Preliminary results of this study were presented in May 2020 at the 56th Congress of the American Society of Clinical Oncology (ASCO), and the impact of the final results has now been endorsed through their publication in JAMA Oncology.
“The oncology community have been awaiting these results with great interest, in order to determine the best endocrine agent to combine with palbociclib in this setting and following on from the results of FALCON, PALOMA-2, and MONALEESA-3 trials” said Dr. Cortés, Head of Breast Cancer Programme at the International Breast Cancer Centre of Barcelona, Spain, and co-leader of this study.
Endocrine therapy has been the standard of care for postmenopausal women with HR+, HER2– ABC, with non-steroidal aromatase inhibitors (NSAI) being the preferred first-line treatment option, whereas selective estrogen-receptor down-regulator fulvestrant has been preferably used for the treatment of endocrine-resistant patients.
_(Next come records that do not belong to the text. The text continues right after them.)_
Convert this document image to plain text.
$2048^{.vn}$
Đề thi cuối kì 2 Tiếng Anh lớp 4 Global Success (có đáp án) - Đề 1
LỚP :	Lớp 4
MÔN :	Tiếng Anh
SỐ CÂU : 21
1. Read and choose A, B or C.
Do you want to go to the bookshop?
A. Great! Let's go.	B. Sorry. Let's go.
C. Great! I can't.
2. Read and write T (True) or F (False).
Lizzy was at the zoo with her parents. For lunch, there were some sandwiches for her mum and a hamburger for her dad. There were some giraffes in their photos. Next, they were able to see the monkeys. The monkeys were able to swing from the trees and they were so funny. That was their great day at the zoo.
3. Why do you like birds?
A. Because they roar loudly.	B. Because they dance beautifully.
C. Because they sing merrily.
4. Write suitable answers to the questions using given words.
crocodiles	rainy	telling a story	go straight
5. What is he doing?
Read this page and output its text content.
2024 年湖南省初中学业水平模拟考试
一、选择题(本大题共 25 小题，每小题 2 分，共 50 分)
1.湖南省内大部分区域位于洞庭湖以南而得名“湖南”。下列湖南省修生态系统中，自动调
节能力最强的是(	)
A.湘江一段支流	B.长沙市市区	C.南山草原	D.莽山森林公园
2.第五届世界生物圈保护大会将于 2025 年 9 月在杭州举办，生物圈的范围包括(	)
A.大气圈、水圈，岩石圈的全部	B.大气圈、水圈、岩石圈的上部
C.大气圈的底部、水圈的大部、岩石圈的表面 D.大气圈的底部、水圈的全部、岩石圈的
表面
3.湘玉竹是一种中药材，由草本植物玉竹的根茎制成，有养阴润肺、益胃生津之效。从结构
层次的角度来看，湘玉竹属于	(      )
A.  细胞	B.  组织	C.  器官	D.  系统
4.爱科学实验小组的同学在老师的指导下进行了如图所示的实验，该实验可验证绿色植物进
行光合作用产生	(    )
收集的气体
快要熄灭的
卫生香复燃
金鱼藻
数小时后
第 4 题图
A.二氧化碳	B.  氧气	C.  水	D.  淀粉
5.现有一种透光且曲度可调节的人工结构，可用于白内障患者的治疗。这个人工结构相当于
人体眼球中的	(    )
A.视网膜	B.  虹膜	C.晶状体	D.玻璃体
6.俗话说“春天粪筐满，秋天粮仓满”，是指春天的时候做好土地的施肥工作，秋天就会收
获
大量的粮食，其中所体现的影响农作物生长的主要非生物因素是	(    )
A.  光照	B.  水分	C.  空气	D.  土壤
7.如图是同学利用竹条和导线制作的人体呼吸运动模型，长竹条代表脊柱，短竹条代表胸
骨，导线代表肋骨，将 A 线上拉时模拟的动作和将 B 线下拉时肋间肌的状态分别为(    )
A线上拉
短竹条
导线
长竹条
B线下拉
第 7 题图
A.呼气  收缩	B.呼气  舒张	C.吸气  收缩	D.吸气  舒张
Treatment of this tumor was revolutionized few years ago with the inclusion of a new type of drug, the CDK4/6 inhibitors. Matching NSAI with a CDK4/6 inhibitor doubled the time required to observe the progression of the disease. Based on these results, the combination of CDK4/6 inhibitors plus NSAI has become the standard front-line regimen for this population. Nevertheless, debate on the correct endocrine backbone has remained unsolved, where fulvestrant has shown better progression-free survival (PFS) compared with NSAI in postmenopausal endocrine-sensitive patients and considering the combination of fulvestrant and CDK4/6 inhibitors has proved an outstanding long term response and overall survival benefit.
PARSIFAL is a phase II trial that involved researchers from 47 centers around 7 European countries (Czech Republic, France, Germany, Italy, Russia, Spain, United Kingdom). A total of 486 patients with HR+, HER2– ABC that had not previously been treated for their advanced disease were randomized to receive palbociclib in combination with either fulvestrant (Arm A, 243 patients) or letrozole (Arm B, 243 patients) until progression of the disease, or unacceptable toxicity. The primary endpoint was investigator-assessed PFS.
Median time to progression was 27.9 months for the group of patients treated with fulvestrant plus palbociclib versus 32.8 months in the patients treated with letrozole plus palbociclib. Despite the significant antitumor activity, fulvestrant plus palbociclib failed to improve PFS over letrozole plus palbociclib in the study population. No clinically relevant differences in PFS were observed across pre-specified subgroups either. Importantly, both combinations showed very similar and acceptable toxicity profiles.
“PARSIFAL trial supports non-steroidal aromatase inhibitor use as the preferred endocrine partner for CDK4/6 inhibitors as initial therapy for this patient population” affirmed Dr. Llombart-Cussac, Head of the Medical Oncology Service at the Hospital Arnau de Vilanova, Valencia, Spain and co-leader of this research. “The addition of fulvestrant to CDK4/6 inhibitors is a consistent option for first-line therapy in endocrine-sensitive patients who are intolerant to aromatase inhibitors or in patients with PIK3CA wild-type tumors." said Dr. Llombart-Cussac.